One of the reasons why I think he was bullshitting was that according to the testimony, he said to answer the question about how many sports you played in high school honestly, but that wast the wrong information because that one of the questions where some answers would give you more points than others. The other reason is that it's just painfully obvious from the testimony that this guy was not reliable - he took a generic resume writing guide that he had been given years ago and passed it off as inside information.
> he said to answer the question about how many sports you played in high school honestly, but that was one of the questions where some answers would give you more points than others.
That's exactly what is alleged: Snow told applicants which answers were worth the most points. This is what Snow himself claimed, too.
And the FAA's internal investigation did have witnesses say that they were instructed on how to respond to the Biographical Assessment:
> One witness said during the call, participants told they were looking at questions on the BA test but did not know what to enter on the test. According to this witness, [redacted] responded with information that should be entered on the BA test.
If the voicemails are recorded anywhere, that will put this question to rest.
Right, my point is that instead of providing the answer that would get the applicant the most points, he told them to answer honestly. That doesn't make sense if his goal was to cheat.
To pass the test you have to click A on all 62 questions apart from question 16 where you have to click D to say your lowest grade in school was in history. The thing's a complete travesty.

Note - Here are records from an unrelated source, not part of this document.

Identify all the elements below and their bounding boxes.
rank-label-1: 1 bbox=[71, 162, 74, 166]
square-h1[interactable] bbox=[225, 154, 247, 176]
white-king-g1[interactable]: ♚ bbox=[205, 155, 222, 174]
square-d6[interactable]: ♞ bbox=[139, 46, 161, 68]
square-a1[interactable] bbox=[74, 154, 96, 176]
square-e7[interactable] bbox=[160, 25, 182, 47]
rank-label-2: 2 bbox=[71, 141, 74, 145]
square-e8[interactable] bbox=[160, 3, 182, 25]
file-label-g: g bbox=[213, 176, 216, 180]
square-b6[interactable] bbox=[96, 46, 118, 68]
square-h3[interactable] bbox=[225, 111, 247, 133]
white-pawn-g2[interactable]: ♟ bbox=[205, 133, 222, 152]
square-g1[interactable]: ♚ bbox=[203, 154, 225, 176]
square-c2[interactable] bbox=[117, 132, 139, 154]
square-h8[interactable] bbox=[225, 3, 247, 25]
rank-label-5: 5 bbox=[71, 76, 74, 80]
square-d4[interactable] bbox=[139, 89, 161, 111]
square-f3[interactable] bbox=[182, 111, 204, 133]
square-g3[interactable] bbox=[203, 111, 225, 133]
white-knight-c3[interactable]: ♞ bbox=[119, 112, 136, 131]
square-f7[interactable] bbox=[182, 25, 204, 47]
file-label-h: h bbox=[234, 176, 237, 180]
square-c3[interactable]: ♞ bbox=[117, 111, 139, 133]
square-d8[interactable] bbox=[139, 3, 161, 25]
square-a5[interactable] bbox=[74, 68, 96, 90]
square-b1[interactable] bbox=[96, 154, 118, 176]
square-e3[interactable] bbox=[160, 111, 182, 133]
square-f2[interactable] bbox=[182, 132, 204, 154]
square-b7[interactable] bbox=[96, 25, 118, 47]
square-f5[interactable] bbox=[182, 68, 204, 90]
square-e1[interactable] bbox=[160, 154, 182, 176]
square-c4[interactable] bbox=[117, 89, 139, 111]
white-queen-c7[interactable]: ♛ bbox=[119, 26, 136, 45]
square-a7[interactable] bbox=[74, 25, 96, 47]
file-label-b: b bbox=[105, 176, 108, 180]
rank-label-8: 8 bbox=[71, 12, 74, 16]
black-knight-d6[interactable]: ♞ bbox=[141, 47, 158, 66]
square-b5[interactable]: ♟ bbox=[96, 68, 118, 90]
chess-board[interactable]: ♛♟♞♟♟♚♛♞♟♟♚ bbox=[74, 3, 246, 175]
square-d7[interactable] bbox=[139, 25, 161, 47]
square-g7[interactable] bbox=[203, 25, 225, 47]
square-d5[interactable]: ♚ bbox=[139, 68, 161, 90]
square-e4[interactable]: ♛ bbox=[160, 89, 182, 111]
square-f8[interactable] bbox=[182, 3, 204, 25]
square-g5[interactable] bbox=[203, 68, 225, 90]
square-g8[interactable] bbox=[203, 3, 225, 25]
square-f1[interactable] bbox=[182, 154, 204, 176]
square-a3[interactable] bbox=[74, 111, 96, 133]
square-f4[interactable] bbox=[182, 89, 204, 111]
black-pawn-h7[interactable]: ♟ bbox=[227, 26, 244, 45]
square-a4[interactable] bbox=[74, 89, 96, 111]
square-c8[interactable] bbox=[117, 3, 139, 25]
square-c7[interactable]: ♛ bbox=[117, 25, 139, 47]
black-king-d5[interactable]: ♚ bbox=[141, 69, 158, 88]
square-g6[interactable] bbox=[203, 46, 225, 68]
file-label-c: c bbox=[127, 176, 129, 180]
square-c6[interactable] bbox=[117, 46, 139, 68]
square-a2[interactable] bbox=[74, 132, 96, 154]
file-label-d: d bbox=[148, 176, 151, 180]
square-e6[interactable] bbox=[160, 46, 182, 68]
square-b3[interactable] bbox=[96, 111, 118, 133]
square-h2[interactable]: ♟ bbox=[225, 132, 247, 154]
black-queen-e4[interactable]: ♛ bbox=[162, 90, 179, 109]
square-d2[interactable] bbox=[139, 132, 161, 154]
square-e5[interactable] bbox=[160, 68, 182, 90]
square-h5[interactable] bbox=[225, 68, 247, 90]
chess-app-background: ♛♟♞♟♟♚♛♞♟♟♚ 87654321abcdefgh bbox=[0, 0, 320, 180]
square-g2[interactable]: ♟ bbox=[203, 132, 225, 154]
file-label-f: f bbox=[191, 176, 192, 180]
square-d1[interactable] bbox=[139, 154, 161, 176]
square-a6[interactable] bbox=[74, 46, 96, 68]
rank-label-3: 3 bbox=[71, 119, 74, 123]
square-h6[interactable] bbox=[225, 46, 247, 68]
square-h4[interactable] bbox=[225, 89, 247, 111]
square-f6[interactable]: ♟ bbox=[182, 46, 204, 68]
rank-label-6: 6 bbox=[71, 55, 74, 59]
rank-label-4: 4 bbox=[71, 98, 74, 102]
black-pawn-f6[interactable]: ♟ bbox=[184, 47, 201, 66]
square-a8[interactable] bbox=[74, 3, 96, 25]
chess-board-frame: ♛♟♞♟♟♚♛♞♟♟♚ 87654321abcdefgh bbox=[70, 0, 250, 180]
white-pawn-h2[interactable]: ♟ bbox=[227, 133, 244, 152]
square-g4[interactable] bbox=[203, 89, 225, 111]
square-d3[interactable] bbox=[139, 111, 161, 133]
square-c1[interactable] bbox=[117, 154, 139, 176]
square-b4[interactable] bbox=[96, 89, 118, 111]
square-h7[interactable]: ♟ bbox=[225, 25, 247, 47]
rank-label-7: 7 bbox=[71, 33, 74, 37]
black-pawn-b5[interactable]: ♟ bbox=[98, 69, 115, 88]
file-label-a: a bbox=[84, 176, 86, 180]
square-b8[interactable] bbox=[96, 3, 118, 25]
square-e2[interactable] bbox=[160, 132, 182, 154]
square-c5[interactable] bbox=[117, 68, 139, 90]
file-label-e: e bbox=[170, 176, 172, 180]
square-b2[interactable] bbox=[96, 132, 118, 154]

You don't have to do that to pass the test. The max score possible is 179. One can pass the test without answering either of the worst subject questions "correctly."
Also answering answer A to 23 (>20 hours/week paid employment last year of college) would logically conflict with answering A to 56 (Did not attend college).
I agree that it seems likely that the weird questions and their weighting came from over-fitting as you describe. The cheating allegation though, from my reading, is that the "correct" answers were leaked and then disseminated by the leakee(s). (And that this was particularly impactful because it was unlikely that you would pass the overfit test otherwise.)
When I read the IG report and saw what the guy actually said (and that his list of secret buzzwords actually turned out to be a photocopy from a resume writing book) it was pretty clear that he was bullshitting and claiming that he had inside information about the process that he didn't actually have.
The investigation says the screenshots he talked about were for USA Jobs too, not the nonsense biographical test. Seems like it ought to be pretty easy to just check if NBCFAE members passed the that test at an unusually high rate.
Let's say you have a completely random data set. You generate a bunch of random variables x1 through xn and a random dependent variable y. Then you poke around and see whether any of the x variables look like they might predict y, so you pick those variables and try to build a model on them. What you end up with is a model where, according to the standard tests of statistical significance, some of the xs predict the y, even though all the data is completely random.
This is a much more likely explanation for why the answer weights on the biographical assessment were so weird than some conspiracy between the contractors who developed the test, the FAA staff, and the black employee organization.
They had a dataset that was very skewed because historically there have been very few black controllers, and so was very prone to overfitting. The FAA asked the contractor to use that dataset to build a test that would serve as a rough filter, screen in good candidates, and not show a disparate impact. The contractor delivered a test that fulfilled those criteria (at least in the technical sense that it passed statistical validation). Whether or not the test actually made any sense was not their department.